How ‘vague’ law made saccos cut loan interest rates

Post Bank headquarters banking hall on 16th September 2016. PHOTO:WILBERFORCE OKWIRI

Demand for cheap credit from customers prompted micro-finance institutions to cut the cost of lending despite being exempted from the rate cap law.

According to a policy research paper commissioned by the World Bank (WB) on request from the Central Bank of Kenya, the unclear wording of the interest rate cap law opened a window for customers to demand that savings and credit cooperative organisations (saccos) and micro-finance institutions (MFIs) cut interest rates on loans

“Several institutions interviewed as part of this study reported that customers demanded lower rates and were unwilling to pay more than 14 per cent, which they could receive from banks,” says WB.

The study says the 'vague language' contained in the Banking (Amendment) Act resulted in customers expecting compliance from deposit-taking micro-finance institutions (DTMFIs) and saccos.

According to the survey, which interviewed top DMFIs such as Rafiki Micro-finance Bank and Kenya Women Micro-Finance Bank, the institutions had to reprice their loans from as high as 22 per cent.

The micro-financiers also found themselves in a tight corner as the level of deposits dropped because customers took some of their money to banks in anticipation of higher returns. The DMFIs had to go for expensive money to meet their lending obligations.

“Deposits, which accounted for a large proportion of funding for DTMFIs before the enforcement of the Act, were drastically reduced. This resulted in lower liquidity and forced offshore borrowing at higher rates,” says WB.

However, the rush by customers to take advantage of the amended law that compels banks to pay interest on term deposits at the rate of 70 per cent of the Central Bank Rate backfired.

According to the report, there was a significant shift by banks to offering interest only on long-term deposits and eliminating any interest on current accounts.

“This shift is most evident among tier III banks, where interest-bearing accounts dropped precipitously to nearly zero per cent of portfolio in response to the interest rate caps, down from a previous average of 36 per cent,” says the study.

The study says that correspondingly, non-interest-bearing accounts increased by a similar magnitude to an average share of nearly 75 per cent, up from a pre-caps average of 38.9 per cent.

To remain competitive, saccos had to change tack. The study says that they had to reduce their rates in line with the caps to stay competitive and to retain their customers.

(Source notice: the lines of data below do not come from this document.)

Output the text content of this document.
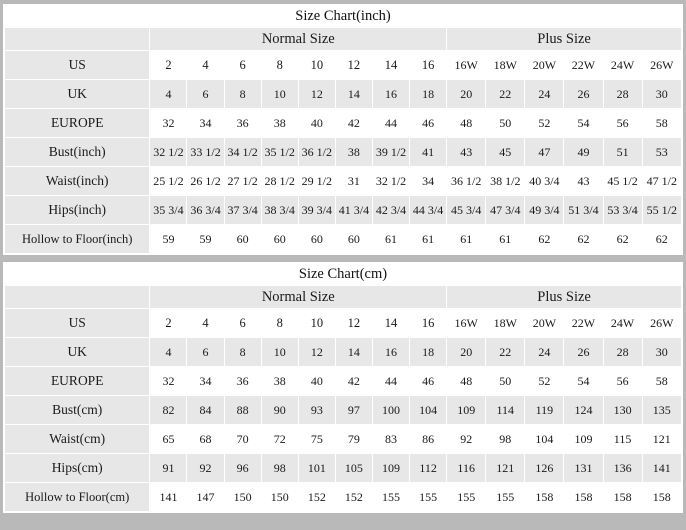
Size Chart(inch)														
	Normal Size								Plus Size					
US	2	4	6	8	10	12	14	16	16W	18W	20W	22W	24W	26W
UK	4	6	8	10	12	14	16	18	20	22	24	26	28	30
EUROPE	32	34	36	38	40	42	44	46	48	50	52	54	56	58
Bust(inch)	32 1/2	33 1/2	34 1/2	35 1/2	36 1/2	38	39 1/2	41	43	45	47	49	51	53
Waist(inch)	25 1/2	26 1/2	27 1/2	28 1/2	29 1/2	31	32 1/2	34	36 1/2	38 1/2	40 3/4	43	45 1/2	47 1/2
Hips(inch)	35 3/4	36 3/4	37 3/4	38 3/4	39 3/4	41 3/4	42 3/4	44 3/4	45 3/4	47 3/4	49 3/4	51 3/4	53 3/4	55 1/2
Hollow to Floor(inch)	59	59	60	60	60	60	61	61	61	61	62	62	62	62
Size Chart(cm)														
	Normal Size								Plus Size					
US	2	4	6	8	10	12	14	16	16W	18W	20W	22W	24W	26W
UK	4	6	8	10	12	14	16	18	20	22	24	26	28	30
EUROPE	32	34	36	38	40	42	44	46	48	50	52	54	56	58
Bust(cm)	82	84	88	90	93	97	100	104	109	114	119	124	130	135
Waist(cm)	65	68	70	72	75	79	83	86	92	98	104	109	115	121
Hips(cm)	91	92	96	98	101	105	109	112	116	121	126	131	136	141
Hollow to Floor(cm)	141	147	150	150	152	152	155	155	155	155	158	158	158	158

“Similarly, saccos are turning to technology or mobile solutions to reduce costs and are also looking to non-funded income to supplement reduced funded income,” the study adds.

Another contentious area in the Act has been whether or not mobile loans are part of the interest rate cap. The study found that while banks are adhering to the cap on their conventional loans, many mobile loans continue to carry effective interest rate charges of over 100 per cent per year.